Seis formas de mejorar tus habilidades para hablar en público

Hablar en público es un miedo muy común. Pocas personas realmente disfrutan y se sienten cómodas haciéndolo. Si a esto le añadimos el hecho de que el inglés no es tu lengua materna, el hablar frente a los demás puede comenzar a parecer una tarea imposible.

Y no importa si tomaste clases de inglés en línea o en una institución física, habrá momentos en los que deberás hablar en público, ya sea en una reunión de trabajo o en una reunión familiar.

Y para eso estamos aquí, para ofrecerte seis formas que te ayuden a mejorar tus habilidades para hablar en público y que puedas brillar delante de una audiencia.

1) Reduce la velocidad … pero no demasiado

Todo el mundo tiende a hablar demasiado rápido cuando está nervioso, por lo que será necesario hacer un esfuerzo consciente para frenar tu ritmo de habla. Sin embargo, no disminuyas la velocidad demasiado o sonarás como un robot, o un juguete con las baterías a punto de morir.

Asegúrate de que puedes enunciar cada palabra claramente, pero no exageradamente. También está bien acelerar un poco el ritmo si estás tratando de crear entusiasmo en tu audiencia en un momento específico de tu discurso.

Sólo recuerda que debes retroceder lentamente. La variación de la velocidad mantiene a los oyentes interesados. Construye pausas de respiración planificadas o toma un sorbo de agua después de oraciones o ideas largas o complicadas, esto permite restablecerte para prepararte a la siguiente sección.

2) Usar la entonación sabiamente

En algunas lenguas, hablar de forma monótona es la norma (esto lo puede validar un finlandés). En otras, la entonación puede ser intensa y variada (un italiano lo sabe muy bien). El inglés cae en algún lugar en medio: los hablantes nativos tienden a variar su entonación sobre la base de la idea que se transmite.

Por ejemplo, la voz tiende a elevarse al final de una pregunta y baja si se dice algo confidencial o serio. Ten en cuenta esto mientras te preparas.

3) Manténlo corto y dulce

No hay necesidad de hablar durante 15 minutos cuando con cinco minutos obtendrás un buen resultado. La gente recordará y apreciará un discurso corto y bien editado más que un discurso largo y excesivamente detallado.

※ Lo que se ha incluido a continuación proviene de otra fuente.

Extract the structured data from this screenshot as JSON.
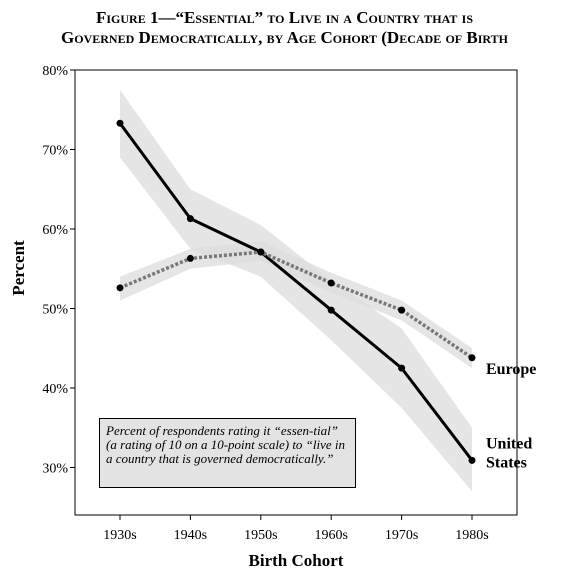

Si tienes un límite de tiempo, pídele a alguien que te supervise mientras practicas, para asegurarte de que permaneces dentro de lo establecido.

4) No te diviertas

Ahora no es el momento de lanzar grandes palabras para tratar de impresionar a tus oyentes. Es mucho mejor usar un lenguaje sencillo: te sentirás más cómodo diciendo las palabras y tu audiencia te entenderá más fácilmente.

Confía en las palabras y las frases que sabes bien haciéndolo de una forma suave y convincente.

5) Nunca te quejes, nunca te expliques

¿Alguna vez has escuchado a un orador disculparse repetidamente por estar nervioso o por estropear su discurso? Igualmente molesto es el quejumbroso, que se queja de que no tuvo suficiente tiempo para prepararse o quería hablar de otra cosa.

No hagas nada de eso, tu audiencia está lista para escuchar, así que dales tu mejor esfuerzo y si se te olvida una palabra o tropiezas, simplemente haces una pausa, tomas un respiro y comienzas de nuevo la oración.

Sonríe si algo no sale bien, haz una pausa y luego continúa, tu público empatará contigo y seguirá prestando atención.

6) ¿Quieres mejorar realmente tus habilidades para hablar en público? Practica

Esta es la única manera de mejorar las habilidades para hablar en público. Una vez que hayas escrito el discurso, hazlo una y otra vez hasta que casi lo memorices y podrás presentarte sin problemas y sin tropezar.

Practica tu entonación, tu expresión facial, tu respiración… busca romper y pausar e incluso ponle atención a tus movimientos de la mano y del cuerpo.

A menos que seas alguien que nunca, nunca se pone nervioso, hablar en público siempre va a ser un desafío. Así que el uso de estos consejos debe hacerlo un poco más fácil de conseguir.